Постепенно за радужными оболочками глаз снова появляется свет, и он вздрагивает.
— Черт возьми. Прости.
— Перестань, блять, извиняться, — я резко выдыхаю, внимательно наблюдая за ним, пытаясь найти хоть малейший след той версии зомби, которая была минуту назад.
— Прости… э-э, я имею в виду, прости. Господи… — вырывается у него. — Тебе лучше уйти. Я приберусь.
Он начинает двигаться, бросая взгляд куда угодно, только не на меня.
Я крепко сжимаю его затылок, а свободной рукой хватаю его челюсть, чтобы он посмотрел на меня.
— Что случилось?
Неестественный блеск застилает его глаза, и это так похоже на то, как он впадает в панику, когда я прикасаюсь к нему в полуобщественном месте.
— Это был… несчастный случай.
— Это не похоже на несчастный случай.
— Я просто уронил палитру. Ничего страшного.
Он отстраняется от меня и берет палитру, затем аккуратно кладет ее на несколько салфеток на своем столе для рисования.
Несколько секунд он стоит на месте, ухватившись рукой за край стола, а его спина напряжена, словно он борется со своими демонами и загоняет их обратно, туда, где их никто не видит.
Когда он поворачивается, то уже больше похож на себя, и на этот раз он смотрит на меня, по-настоящему смотрит, и тут же его губы сжимаются в неодобрении.
— Ты снова дрался?
Я издаю утвердительный звук, не пытаясь использовать свое состояние как повод для того, чтобы он прикоснулся ко мне.
С ним что-то не так, и чем больше он это скрывает, тем яснее я это вижу.

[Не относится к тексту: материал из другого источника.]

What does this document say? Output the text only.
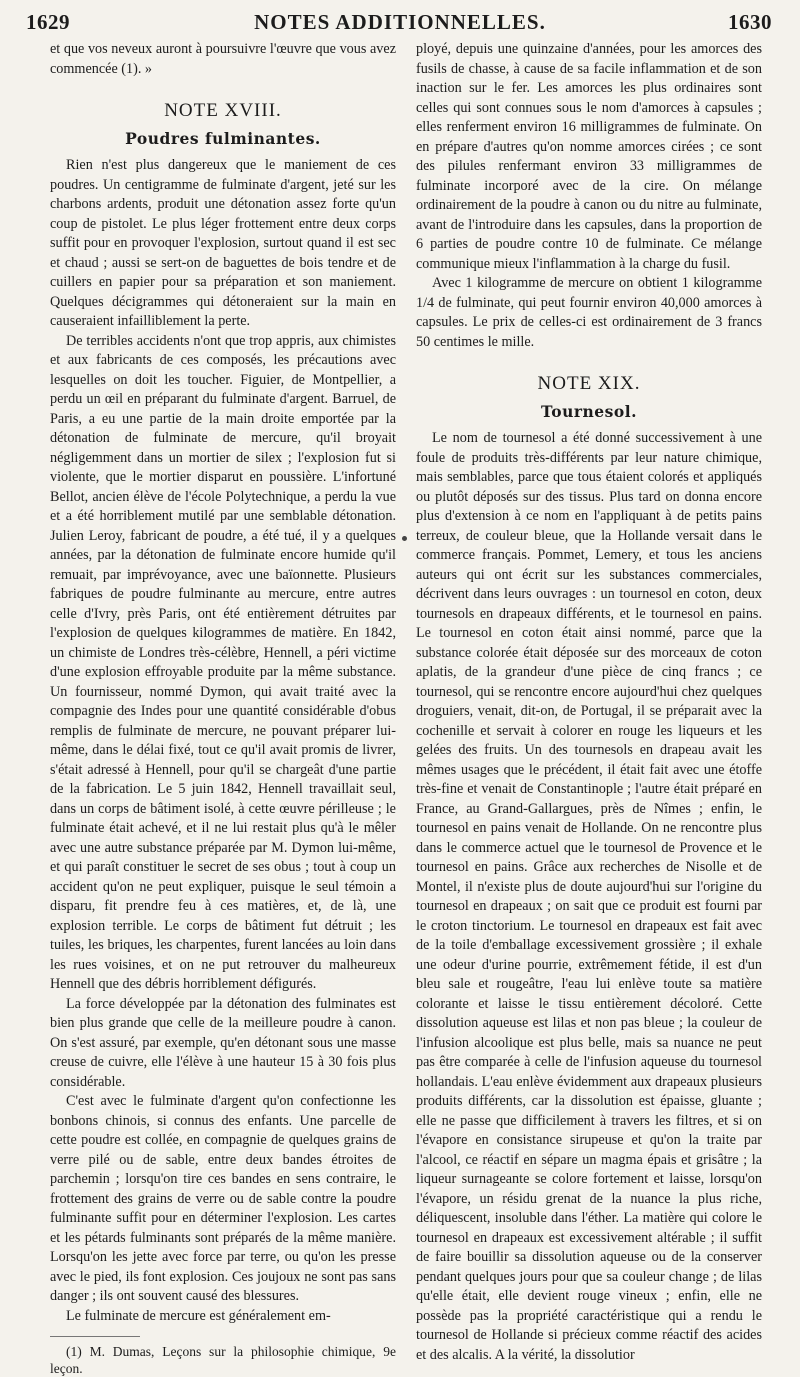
1629	NOTES ADDITIONNELLES.	1630

et que vos neveux auront à poursuivre l'œuvre que vous avez commencée (1). »

NOTE XVIII.
Poudres fulminantes.

Rien n'est plus dangereux que le maniement de ces poudres. Un centigramme de fulminate d'argent, jeté sur les charbons ardents, produit une détonation assez forte qu'un coup de pistolet. Le plus léger frottement entre deux corps suffit pour en provoquer l'explosion, surtout quand il est sec et chaud ; aussi se sert-on de baguettes de bois tendre et de cuillers en papier pour sa préparation et son maniement. Quelques décigrammes qui détoneraient sur la main en causeraient infailliblement la perte.

De terribles accidents n'ont que trop appris, aux chimistes et aux fabricants de ces composés, les précautions avec lesquelles on doit les toucher. Figuier, de Montpellier, a perdu un œil en préparant du fulminate d'argent. Barruel, de Paris, a eu une partie de la main droite emportée par la détonation de fulminate de mercure, qu'il broyait négligemment dans un mortier de silex ; l'explosion fut si violente, que le mortier disparut en poussière. L'infortuné Bellot, ancien élève de l'école Polytechnique, a perdu la vue et a été horriblement mutilé par une semblable détonation. Julien Leroy, fabricant de poudre, a été tué, il y a quelques années, par la détonation de fulminate encore humide qu'il remuait, par imprévoyance, avec une baïonnette. Plusieurs fabriques de poudre fulminante au mercure, entre autres celle d'Ivry, près Paris, ont été entièrement détruites par l'explosion de quelques kilogrammes de matière. En 1842, un chimiste de Londres très-célèbre, Hennell, a péri victime d'une explosion effroyable produite par la même substance. Un fournisseur, nommé Dymon, qui avait traité avec la compagnie des Indes pour une quantité considérable d'obus remplis de fulminate de mercure, ne pouvant préparer lui-même, dans le délai fixé, tout ce qu'il avait promis de livrer, s'était adressé à Hennell, pour qu'il se chargeât d'une partie de la fabrication. Le 5 juin 1842, Hennell travaillait seul, dans un corps de bâtiment isolé, à cette œuvre périlleuse ; le fulminate était achevé, et il ne lui restait plus qu'à le mêler avec une autre substance préparée par M. Dymon lui-même, et qui paraît constituer le secret de ses obus ; tout à coup un accident qu'on ne peut expliquer, puisque le seul témoin a disparu, fit prendre feu à ces matières, et, de là, une explosion terrible. Le corps de bâtiment fut détruit ; les tuiles, les briques, les charpentes, furent lancées au loin dans les rues voisines, et on ne put retrouver du malheureux Hennell que des débris horriblement défigurés.

La force développée par la détonation des fulminates est bien plus grande que celle de la meilleure poudre à canon. On s'est assuré, par exemple, qu'en détonant sous une masse creuse de cuivre, elle l'élève à une hauteur 15 à 30 fois plus considérable.

C'est avec le fulminate d'argent qu'on confectionne les bonbons chinois, si connus des enfants. Une parcelle de cette poudre est collée, en compagnie de quelques grains de verre pilé ou de sable, entre deux bandes étroites de parchemin ; lorsqu'on tire ces bandes en sens contraire, le frottement des grains de verre ou de sable contre la poudre fulminante suffit pour en déterminer l'explosion. Les cartes et les pétards fulminants sont préparés de la même manière. Lorsqu'on les jette avec force par terre, ou qu'on les presse avec le pied, ils font explosion. Ces joujoux ne sont pas sans danger ; ils ont souvent causé des blessures.

Le fulminate de mercure est généralement em-

(1) M. Dumas, Leçons sur la philosophie chimique, 9e leçon.

ployé, depuis une quinzaine d'années, pour les amorces des fusils de chasse, à cause de sa facile inflammation et de son inaction sur le fer. Les amorces les plus ordinaires sont celles qui sont connues sous le nom d'amorces à capsules ; elles renferment environ 16 milligrammes de fulminate. On en prépare d'autres qu'on nomme amorces cirées ; ce sont des pilules renfermant environ 33 milligrammes de fulminate incorporé avec de la cire. On mélange ordinairement de la poudre à canon ou du nitre au fulminate, avant de l'introduire dans les capsules, dans la proportion de 6 parties de poudre contre 10 de fulminate. Ce mélange communique mieux l'inflammation à la charge du fusil.

Avec 1 kilogramme de mercure on obtient 1 kilogramme 1/4 de fulminate, qui peut fournir environ 40,000 amorces à capsules. Le prix de celles-ci est ordinairement de 3 francs 50 centimes le mille.

NOTE XIX.
Tournesol.

Le nom de tournesol a été donné successivement à une foule de produits très-différents par leur nature chimique, mais semblables, parce que tous étaient colorés et appliqués ou plutôt déposés sur des tissus. Plus tard on donna encore plus d'extension à ce nom en l'appliquant à de petits pains terreux, de couleur bleue, que la Hollande versait dans le commerce français. Pommet, Lemery, et tous les anciens auteurs qui ont écrit sur les substances commerciales, décrivent dans leurs ouvrages : un tournesol en coton, deux tournesols en drapeaux différents, et le tournesol en pains. Le tournesol en coton était ainsi nommé, parce que la substance colorée était déposée sur des morceaux de coton aplatis, de la grandeur d'une pièce de cinq francs ; ce tournesol, qui se rencontre encore aujourd'hui chez quelques droguiers, venait, dit-on, de Portugal, il se préparait avec la cochenille et servait à colorer en rouge les liqueurs et les gelées des fruits. Un des tournesols en drapeau avait les mêmes usages que le précédent, il était fait avec une étoffe très-fine et venait de Constantinople ; l'autre était préparé en France, au Grand-Gallargues, près de Nîmes ; enfin, le tournesol en pains venait de Hollande. On ne rencontre plus dans le commerce actuel que le tournesol de Provence et le tournesol en pains. Grâce aux recherches de Nisolle et de Montel, il n'existe plus de doute aujourd'hui sur l'origine du tournesol en drapeaux ; on sait que ce produit est fourni par le croton tinctorium. Le tournesol en drapeaux est fait avec de la toile d'emballage excessivement grossière ; il exhale une odeur d'urine pourrie, extrêmement fétide, il est d'un bleu sale et rougeâtre, l'eau lui enlève toute sa matière colorante et laisse le tissu entièrement décoloré. Cette dissolution aqueuse est lilas et non pas bleue ; la couleur de l'infusion alcoolique est plus belle, mais sa nuance ne peut pas être comparée à celle de l'infusion aqueuse du tournesol hollandais. L'eau enlève évidemment aux drapeaux plusieurs produits différents, car la dissolution est épaisse, gluante ; elle ne passe que difficilement à travers les filtres, et si on l'évapore en consistance sirupeuse et qu'on la traite par l'alcool, ce réactif en sépare un magma épais et grisâtre ; la liqueur surnageante se colore fortement et laisse, lorsqu'on l'évapore, un résidu grenat de la nuance la plus riche, déliquescent, insoluble dans l'éther. La matière qui colore le tournesol en drapeaux est excessivement altérable ; il suffit de faire bouillir sa dissolution aqueuse ou de la conserver pendant quelques jours pour que sa couleur change ; de lilas qu'elle était, elle devient rouge vineux ; enfin, elle ne possède pas la propriété caractéristique qui a rendu le tournesol de Hollande si précieux comme réactif des acides et des alcalis. A la vérité, la dissolutior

Но если я спрошу его об этом прямо, он просто отмахнется и спрячется за свои высокие стены. Или, что еще хуже, вернется к своим старым привычкам и сбежит.

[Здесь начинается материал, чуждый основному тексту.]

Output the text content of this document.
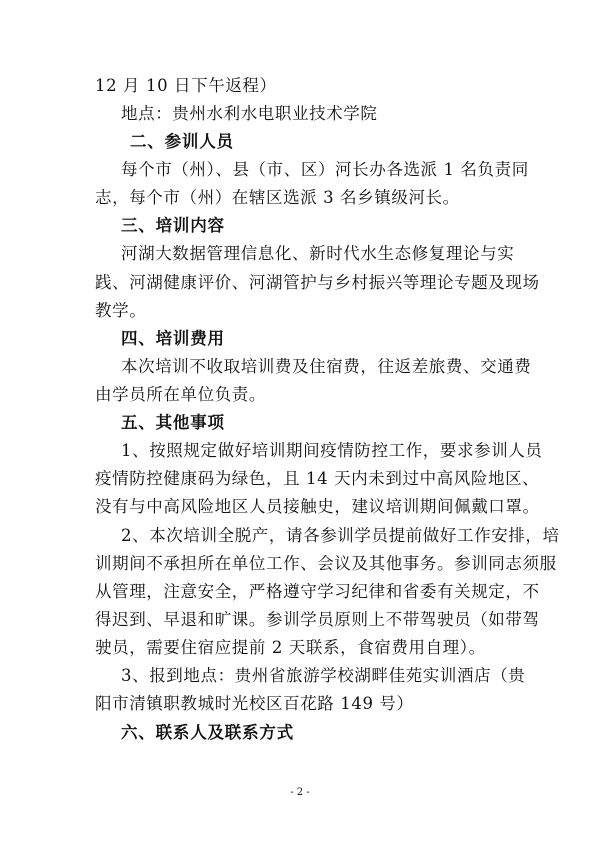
12 月 10 日下午返程）
地点：贵州水利水电职业技术学院
二、参训人员
每个市（州）、县（市、区）河长办各选派 1 名负责同
志，每个市（州）在辖区选派 3 名乡镇级河长。
三、培训内容
河湖大数据管理信息化、新时代水生态修复理论与实
践、河湖健康评价、河湖管护与乡村振兴等理论专题及现场
教学。
四、培训费用
本次培训不收取培训费及住宿费，往返差旅费、交通费
由学员所在单位负责。
五、其他事项
1、按照规定做好培训期间疫情防控工作，要求参训人员
疫情防控健康码为绿色，且 14 天内未到过中高风险地区、
没有与中高风险地区人员接触史，建议培训期间佩戴口罩。
2、本次培训全脱产，请各参训学员提前做好工作安排，培
训期间不承担所在单位工作、会议及其他事务。参训同志须服
从管理，注意安全，严格遵守学习纪律和省委有关规定，不
得迟到、早退和旷课。参训学员原则上不带驾驶员（如带驾
驶员，需要住宿应提前 2 天联系，食宿费用自理）。
3、报到地点：贵州省旅游学校湖畔佳苑实训酒店（贵
阳市清镇职教城时光校区百花路 149 号）
六、联系人及联系方式
- 2 -
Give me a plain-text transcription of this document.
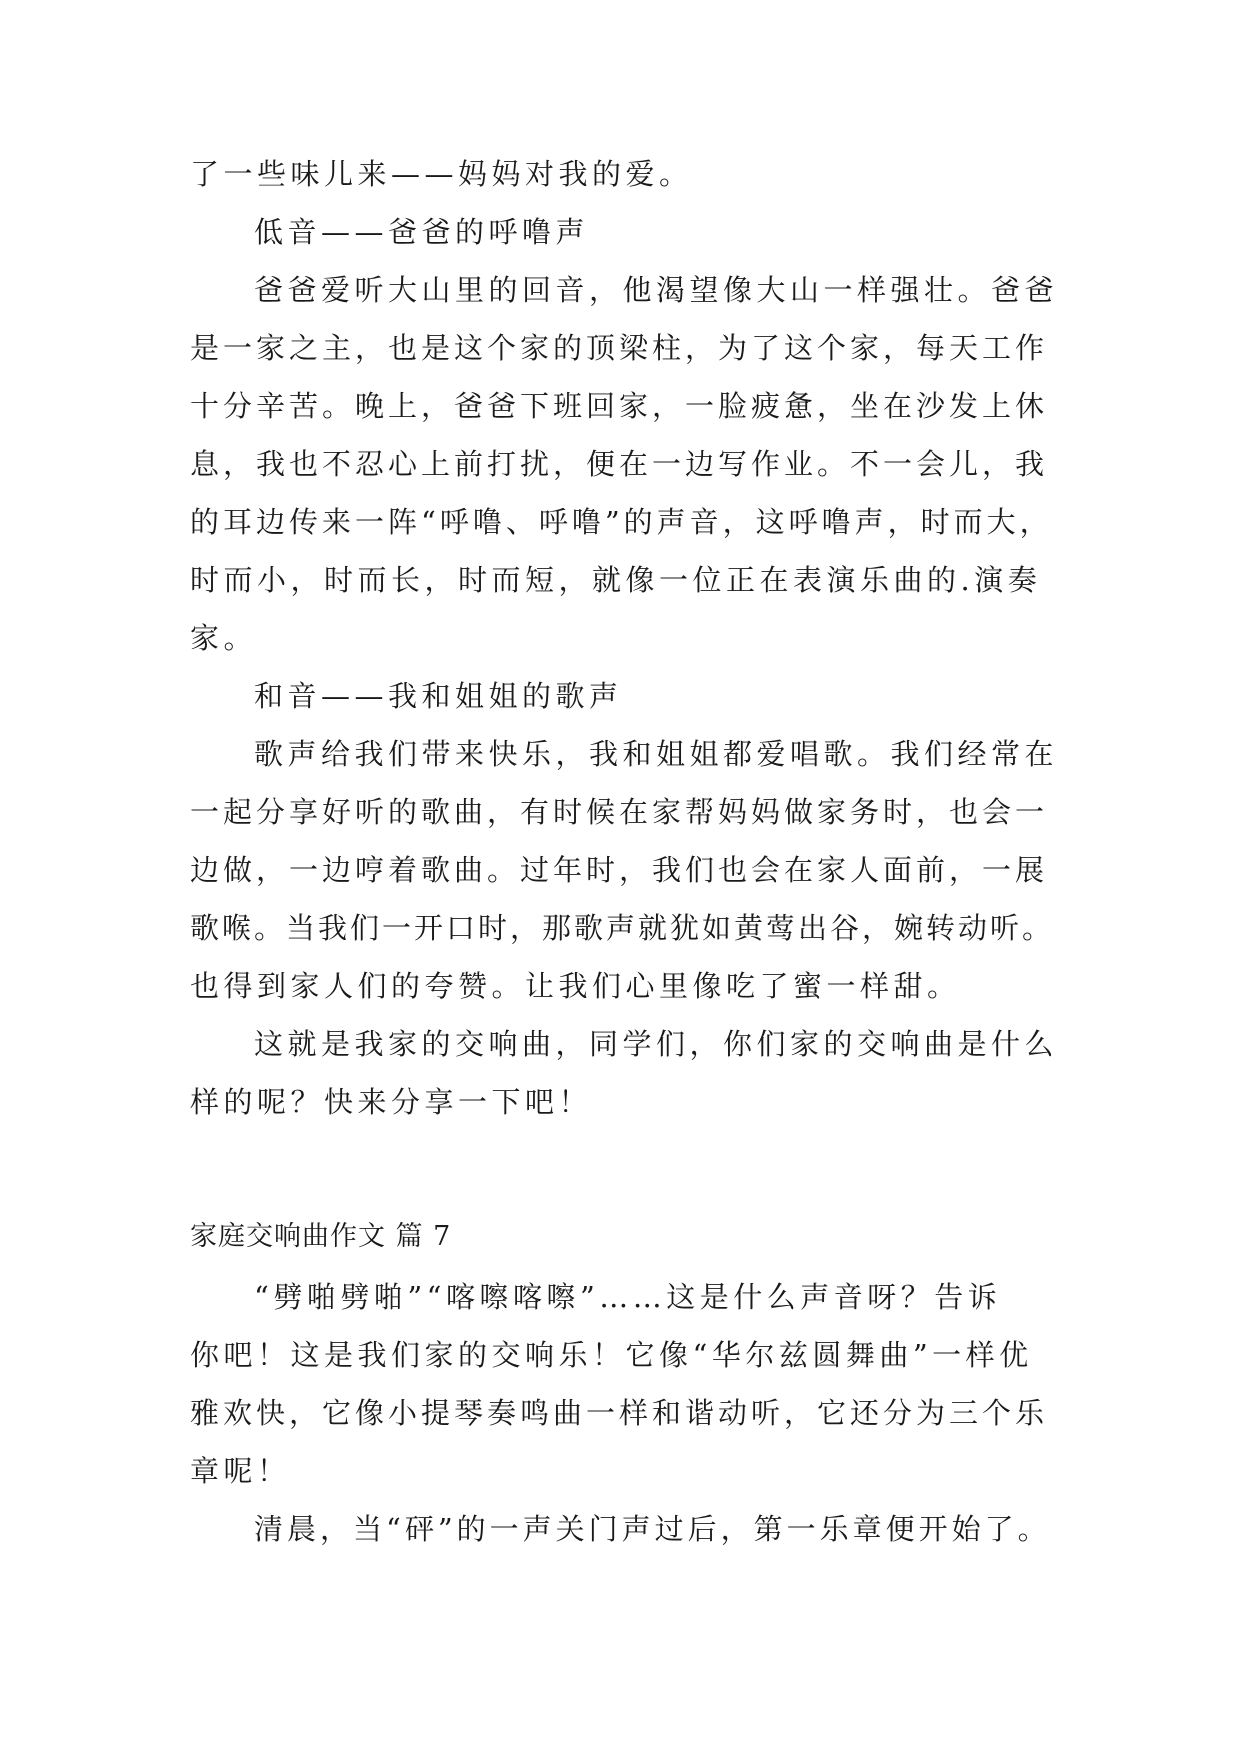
了一些味儿来——妈妈对我的爱。
低音——爸爸的呼噜声
爸爸爱听大山里的回音，他渴望像大山一样强壮。爸爸
是一家之主，也是这个家的顶梁柱，为了这个家，每天工作
十分辛苦。晚上，爸爸下班回家，一脸疲惫，坐在沙发上休
息，我也不忍心上前打扰，便在一边写作业。不一会儿，我
的耳边传来一阵“呼噜、呼噜”的声音，这呼噜声，时而大，
时而小，时而长，时而短，就像一位正在表演乐曲的.演奏
家。
和音——我和姐姐的歌声
歌声给我们带来快乐，我和姐姐都爱唱歌。我们经常在
一起分享好听的歌曲，有时候在家帮妈妈做家务时，也会一
边做，一边哼着歌曲。过年时，我们也会在家人面前，一展
歌喉。当我们一开口时，那歌声就犹如黄莺出谷，婉转动听。
也得到家人们的夸赞。让我们心里像吃了蜜一样甜。
这就是我家的交响曲，同学们，你们家的交响曲是什么
样的呢？快来分享一下吧！
家庭交响曲作文 篇 7
“劈啪劈啪”“喀嚓喀嚓”……这是什么声音呀？告诉
你吧！这是我们家的交响乐！它像“华尔兹圆舞曲”一样优
雅欢快，它像小提琴奏鸣曲一样和谐动听，它还分为三个乐
章呢！
清晨，当“砰”的一声关门声过后，第一乐章便开始了。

Но я больше не могу этого выносить. Не могу смотреть, как он молча ломается и ничего не делает.
Брэн проводит влажными салфетками по рукам, стирая черную краску, затем подходит ко мне, берет за челюсть и поворачивает мою голову слева направо.
— Тебе серьезно нужно перестать драться. Однажды ты действительно получишь травму. Ты же не бессмертный.

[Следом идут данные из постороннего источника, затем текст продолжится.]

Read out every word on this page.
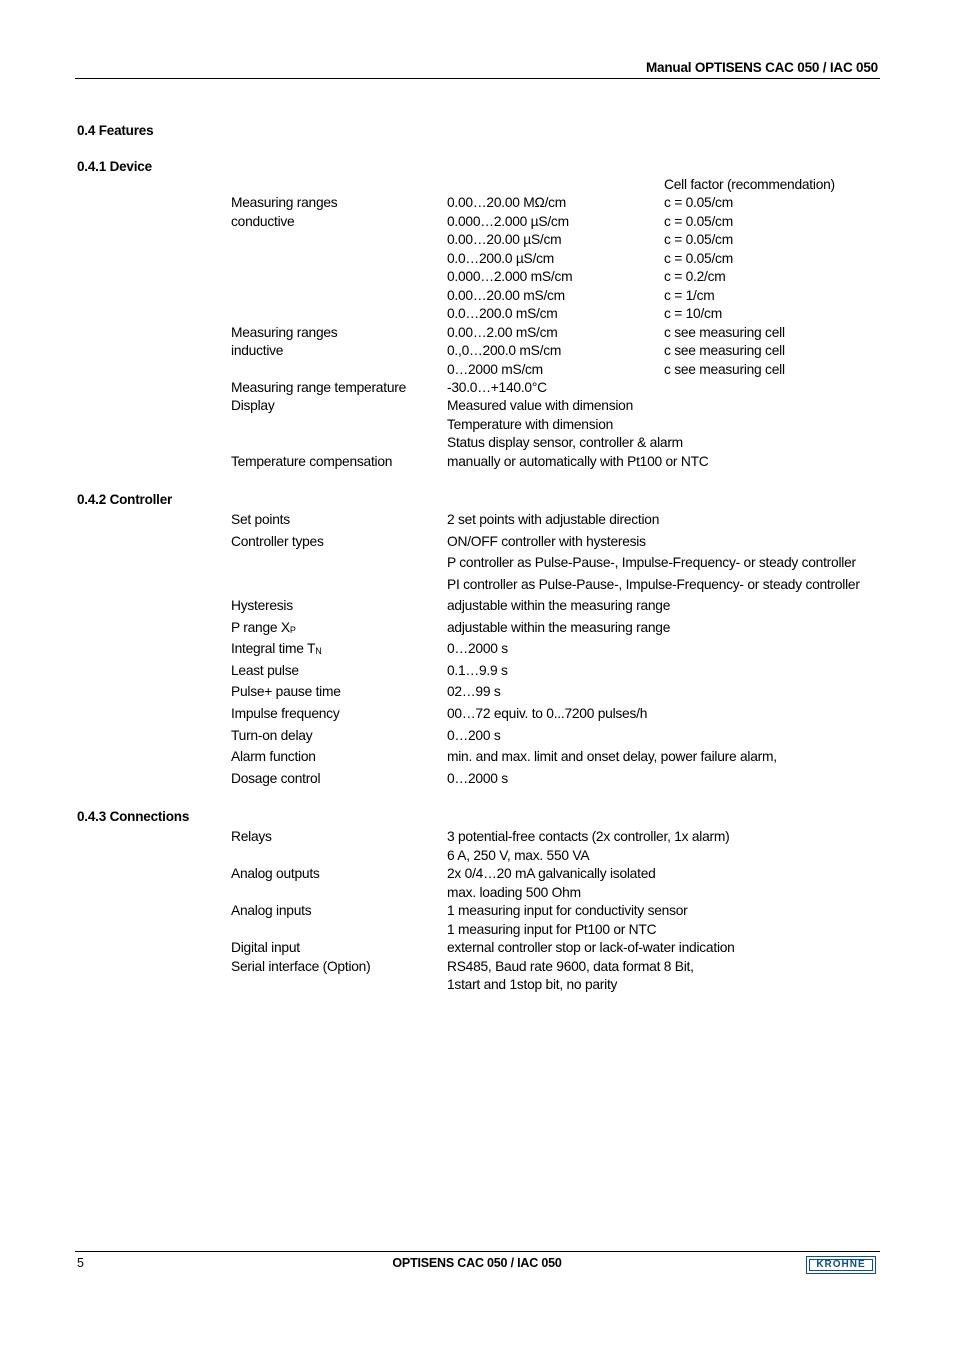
Manual OPTISENS CAC 050 / IAC 050
0.4 Features
0.4.1 Device
Cell factor (recommendation)
Measuring ranges	0.00…20.00 MΩ/cm	c = 0.05/cm
conductive	0.000…2.000 µS/cm	c = 0.05/cm
0.00…20.00 µS/cm	c = 0.05/cm
0.0…200.0 µS/cm	c = 0.05/cm
0.000…2.000 mS/cm	c = 0.2/cm
0.00…20.00 mS/cm	c = 1/cm
0.0…200.0 mS/cm	c = 10/cm
Measuring ranges	0.00…2.00 mS/cm	c see measuring cell
inductive	0.,0…200.0 mS/cm	c see measuring cell
0…2000 mS/cm	c see measuring cell
Measuring range temperature	-30.0…+140.0°C
Display	Measured value with dimension
Temperature with dimension
Status display sensor, controller & alarm
Temperature compensation	manually or automatically with Pt100 or NTC
0.4.2 Controller
Set points	2 set points with adjustable direction
Controller types	ON/OFF controller with hysteresis
P controller as Pulse-Pause-, Impulse-Frequency- or steady controller
PI controller as Pulse-Pause-, Impulse-Frequency- or steady controller
Hysteresis	adjustable within the measuring range
P range XP	adjustable within the measuring range
Integral time TN	0…2000 s
Least pulse	0.1…9.9 s
Pulse+ pause time	02…99 s
Impulse frequency	00…72 equiv. to 0...7200 pulses/h
Turn-on delay	0…200 s
Alarm function	min. and max. limit and onset delay, power failure alarm,
Dosage control	0…2000 s
0.4.3 Connections
Relays	3 potential-free contacts (2x controller, 1x alarm)
6 A, 250 V, max. 550 VA
Analog outputs	2x 0/4…20 mA galvanically isolated
max. loading 500 Ohm
Analog inputs	1 measuring input for conductivity sensor
1 measuring input for Pt100 or NTC
Digital input	external controller stop or lack-of-water indication
Serial interface (Option)	RS485, Baud rate 9600, data format 8 Bit,
1start and 1stop bit, no parity
5	OPTISENS CAC 050 / IAC 050	KROHNE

Он прижимает палец к синяку на моей челюсти, и я вздрагиваю.
— Больно? — спрашивает он с ноткой обеспокоенности, которой у него для себя явно нет.
— Если я скажу «да», ты подаришь ему лечебный поцелуй?
— Я сдаюсь, — он отпускает меня со вздохом. — Пойду принесу аптечку.
— Я сам. Мне все равно нужно в ванную, — я иду к выходу и оглядываюсь.
Брэн наблюдает за мной с жалким выражением лица, его тело наклонено в мою сторону, как каждый раз, когда мы находимся на людях, а затем он открывает рот, но, как и в тот раз, снова закрывает его.
— Ты хочешь мне что-то сказать, малыш?
Я жду чего-то. Чего угодно, но он качает головой.
— Я… уберусь и приготовлю ужин.
Я ничего не говорю, выбегая из комнаты и направляясь в ванную. Я уже должен был привыкнуть к его методам, но мне они все равно не нравятся.
У меня от всего этого дерьма мурашки по коже.